The final room is dedicated to the post-Soviet period.  Hand-designed wall-paper includes images of today’s Ukrainian writers;  a suggestion of a coffeehouse, with notepaper replacing napkins in their ever-present holder and a television with books inside, all provide a way to consider the new world that independence has brought.  The world of ideas, the world inside a writer’s mind, is made real in all these exhibitions.  We had a lively discussion, in a cafĂ©, about whether this was because writer’s museums are about ideas and other museums are just about objects—what do you think?

Friday, June 4, 2010

"That is not for our people" I disagree!


That phrase, “That is not for our people”  is one I have heard more than once at workshops here and always find it incredibly frustrating. What is not for Ukrainians, say some?  A whole host of things they say—visitor-friendly museums, engaging exhibits, transparency in collections and museum operations. To me it represents the worst of the old-style Soviet thinking—a one size fits all mentality combined with a sense that someone in charge makes the decision about what is best for “our people.”

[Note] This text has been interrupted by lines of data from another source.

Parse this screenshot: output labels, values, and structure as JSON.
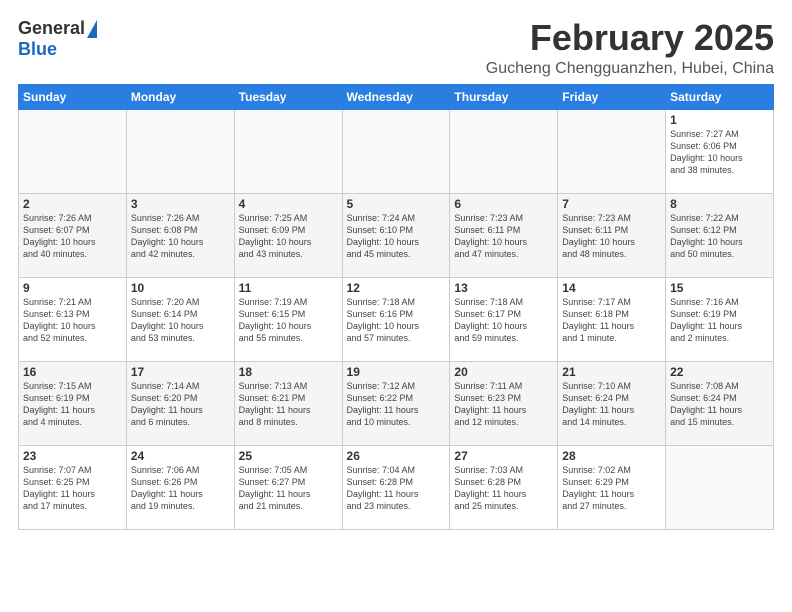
{
  "logo": {
    "general": "General",
    "blue": "Blue"
  },
  "title": {
    "month": "February 2025",
    "location": "Gucheng Chengguanzhen, Hubei, China"
  },
  "weekdays": [
    "Sunday",
    "Monday",
    "Tuesday",
    "Wednesday",
    "Thursday",
    "Friday",
    "Saturday"
  ],
  "weeks": [
    [
      {
        "day": "",
        "info": ""
      },
      {
        "day": "",
        "info": ""
      },
      {
        "day": "",
        "info": ""
      },
      {
        "day": "",
        "info": ""
      },
      {
        "day": "",
        "info": ""
      },
      {
        "day": "",
        "info": ""
      },
      {
        "day": "1",
        "info": "Sunrise: 7:27 AM\nSunset: 6:06 PM\nDaylight: 10 hours\nand 38 minutes."
      }
    ],
    [
      {
        "day": "2",
        "info": "Sunrise: 7:26 AM\nSunset: 6:07 PM\nDaylight: 10 hours\nand 40 minutes."
      },
      {
        "day": "3",
        "info": "Sunrise: 7:26 AM\nSunset: 6:08 PM\nDaylight: 10 hours\nand 42 minutes."
      },
      {
        "day": "4",
        "info": "Sunrise: 7:25 AM\nSunset: 6:09 PM\nDaylight: 10 hours\nand 43 minutes."
      },
      {
        "day": "5",
        "info": "Sunrise: 7:24 AM\nSunset: 6:10 PM\nDaylight: 10 hours\nand 45 minutes."
      },
      {
        "day": "6",
        "info": "Sunrise: 7:23 AM\nSunset: 6:11 PM\nDaylight: 10 hours\nand 47 minutes."
      },
      {
        "day": "7",
        "info": "Sunrise: 7:23 AM\nSunset: 6:11 PM\nDaylight: 10 hours\nand 48 minutes."
      },
      {
        "day": "8",
        "info": "Sunrise: 7:22 AM\nSunset: 6:12 PM\nDaylight: 10 hours\nand 50 minutes."
      }
    ],
    [
      {
        "day": "9",
        "info": "Sunrise: 7:21 AM\nSunset: 6:13 PM\nDaylight: 10 hours\nand 52 minutes."
      },
      {
        "day": "10",
        "info": "Sunrise: 7:20 AM\nSunset: 6:14 PM\nDaylight: 10 hours\nand 53 minutes."
      },
      {
        "day": "11",
        "info": "Sunrise: 7:19 AM\nSunset: 6:15 PM\nDaylight: 10 hours\nand 55 minutes."
      },
      {
        "day": "12",
        "info": "Sunrise: 7:18 AM\nSunset: 6:16 PM\nDaylight: 10 hours\nand 57 minutes."
      },
      {
        "day": "13",
        "info": "Sunrise: 7:18 AM\nSunset: 6:17 PM\nDaylight: 10 hours\nand 59 minutes."
      },
      {
        "day": "14",
        "info": "Sunrise: 7:17 AM\nSunset: 6:18 PM\nDaylight: 11 hours\nand 1 minute."
      },
      {
        "day": "15",
        "info": "Sunrise: 7:16 AM\nSunset: 6:19 PM\nDaylight: 11 hours\nand 2 minutes."
      }
    ],
    [
      {
        "day": "16",
        "info": "Sunrise: 7:15 AM\nSunset: 6:19 PM\nDaylight: 11 hours\nand 4 minutes."
      },
      {
        "day": "17",
        "info": "Sunrise: 7:14 AM\nSunset: 6:20 PM\nDaylight: 11 hours\nand 6 minutes."
      },
      {
        "day": "18",
        "info": "Sunrise: 7:13 AM\nSunset: 6:21 PM\nDaylight: 11 hours\nand 8 minutes."
      },
      {
        "day": "19",
        "info": "Sunrise: 7:12 AM\nSunset: 6:22 PM\nDaylight: 11 hours\nand 10 minutes."
      },
      {
        "day": "20",
        "info": "Sunrise: 7:11 AM\nSunset: 6:23 PM\nDaylight: 11 hours\nand 12 minutes."
      },
      {
        "day": "21",
        "info": "Sunrise: 7:10 AM\nSunset: 6:24 PM\nDaylight: 11 hours\nand 14 minutes."
      },
      {
        "day": "22",
        "info": "Sunrise: 7:08 AM\nSunset: 6:24 PM\nDaylight: 11 hours\nand 15 minutes."
      }
    ],
    [
      {
        "day": "23",
        "info": "Sunrise: 7:07 AM\nSunset: 6:25 PM\nDaylight: 11 hours\nand 17 minutes."
      },
      {
        "day": "24",
        "info": "Sunrise: 7:06 AM\nSunset: 6:26 PM\nDaylight: 11 hours\nand 19 minutes."
      },
      {
        "day": "25",
        "info": "Sunrise: 7:05 AM\nSunset: 6:27 PM\nDaylight: 11 hours\nand 21 minutes."
      },
      {
        "day": "26",
        "info": "Sunrise: 7:04 AM\nSunset: 6:28 PM\nDaylight: 11 hours\nand 23 minutes."
      },
      {
        "day": "27",
        "info": "Sunrise: 7:03 AM\nSunset: 6:28 PM\nDaylight: 11 hours\nand 25 minutes."
      },
      {
        "day": "28",
        "info": "Sunrise: 7:02 AM\nSunset: 6:29 PM\nDaylight: 11 hours\nand 27 minutes."
      },
      {
        "day": "",
        "info": ""
      }
    ]
  ]
}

Yesterday, after the end of my workshop with Kharkiv museums, I saw the best illustration I could imagine about why people who say that are wrong. During the day, the participants had done a great job creating some  interactives prototypes which were laid out on big pieces of brown paper at the contemporary art space where we met. The 11 year-old daughter of one of the staff members is a regular visitor.  She came in  and was instantly drawn to the group's work.   She tried each one, and then, on her own initiative, became their guide to other visitors, including adults, who came into the gallery. She encouraged them to try each interactive, explaining how it worked and what it meant, rewarding everyone with a brilliant smile for their participation.

These elements that engage museum visitors—they are for Ukrainians. And, just as we left the workshop and walked through the park, I saw something else that some in power want to say is not for their people-- a group of students and others assembled in protest.   As I understood it, they had gathered to draw attention to the general failure of the police to do their jobs, to enforce the laws.

Young people, from that pig-tailed girl exploring new ideas in a gallery space to my museum colleague who dashed off yesterday to join friends protesting the wholesale cutting of trees for development and personal gain, continue to serve notice that the old ideas and ways of thinking are no longer for “our people."

Hopeful signs during a troubling time for Ukraine.